Berlin

Rosige Ostern

Vorgestern mit der kleinen (naja...) Schwester im Rosis gewesen und eine richtig gute Party gehabt. Trotz Billigst-Hain, dass der Husligen sonst nicht unbedingt taugt und gruslig-dunklem Weg bis zum Rosi-Gelände. Auf die Party sind wir über die Ankündigung im Tontransfer gestoßen, wo man immer wieder einen Glücksgriff tun kann.
Eine nette Mischung bot das Rosis, bezogen auf alles: die DJs erfreuten mit guter Mixkunst, der Gin Tonic war lecker und das Publikum sowohl Alters-, als auch homo/hetero-mäßig fein durchwachsen.
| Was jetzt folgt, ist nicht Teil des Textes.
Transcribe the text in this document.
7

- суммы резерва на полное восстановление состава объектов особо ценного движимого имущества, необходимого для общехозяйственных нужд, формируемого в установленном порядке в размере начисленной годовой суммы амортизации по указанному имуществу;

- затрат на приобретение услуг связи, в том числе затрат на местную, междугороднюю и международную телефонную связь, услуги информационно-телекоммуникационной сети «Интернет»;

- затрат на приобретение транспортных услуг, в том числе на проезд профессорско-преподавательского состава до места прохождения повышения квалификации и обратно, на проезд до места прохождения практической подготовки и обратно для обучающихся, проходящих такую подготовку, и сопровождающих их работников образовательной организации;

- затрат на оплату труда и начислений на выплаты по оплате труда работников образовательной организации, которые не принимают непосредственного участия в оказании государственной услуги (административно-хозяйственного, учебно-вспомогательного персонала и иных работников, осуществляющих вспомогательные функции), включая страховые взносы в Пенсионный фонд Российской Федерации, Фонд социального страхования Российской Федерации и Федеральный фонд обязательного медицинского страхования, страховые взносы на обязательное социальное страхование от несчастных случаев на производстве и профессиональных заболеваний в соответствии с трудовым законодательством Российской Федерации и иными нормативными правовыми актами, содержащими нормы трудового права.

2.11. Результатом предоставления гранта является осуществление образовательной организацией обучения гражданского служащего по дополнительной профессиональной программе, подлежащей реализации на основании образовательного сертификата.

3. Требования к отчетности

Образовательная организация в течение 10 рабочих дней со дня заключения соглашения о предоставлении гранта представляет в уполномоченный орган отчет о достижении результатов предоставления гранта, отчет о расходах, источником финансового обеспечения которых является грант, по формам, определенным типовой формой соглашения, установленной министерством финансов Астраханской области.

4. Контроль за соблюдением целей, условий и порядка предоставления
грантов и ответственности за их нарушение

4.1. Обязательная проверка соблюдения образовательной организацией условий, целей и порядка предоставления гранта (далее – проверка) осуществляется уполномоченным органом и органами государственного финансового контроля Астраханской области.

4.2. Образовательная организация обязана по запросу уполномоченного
Zwei Räume mit unterschiedlicher Musik, Charme des Abruchgeländes, Garten mit Sand usw. usf.
Und die B-Girls, die mit österlichen Girls Breaks erfreuten, waren richtig süß.

Tags drauf, leicht verkatert aber glücklich, überkommt Huslige eine mütterliche Sonntags- und Kuchenbackstimmung, und österlich hingerissene Erinnerung an den Osterhastenkuchen der böhmischen Oma - nicht zuletzt, weil delicious days zuletzt eine wunderschöne Biskuitrolle gebacken hat, die solcherlei Romantik förmlich erzwingt.

Der Osterhasenkuchen meiner Oma
Man braucht 1 Biskuit für eine Torte, den macht man z.B. so:
4 Eiweiß, 4 Eigelb, 100 g Zucker, 80 g Mehl, 80 g Stärkemehl: Eiweiß steif schlagen, dann den Zucker zugeben und so lange schlagen, bis sich der Zucker aufgelöst hat. Die Eigelbe unterziehen, dann das mit Stärke vermischte Mehl darüber sieben und ebenfalls mit dem Schneebesen unterheben. In die Backform streichen und bei 200°C ca. 20-25 min. backen.

Außerdem: 1 kleines Glas gutes säuerliches Johannisbeergelee, 1 Becher Sahne, Saft von 1 Zitrone und einer Orange, 2 Esslöffel starker Rum. Zuckerguss aus Puderzucker und Zitronensaft. Kokosflocken.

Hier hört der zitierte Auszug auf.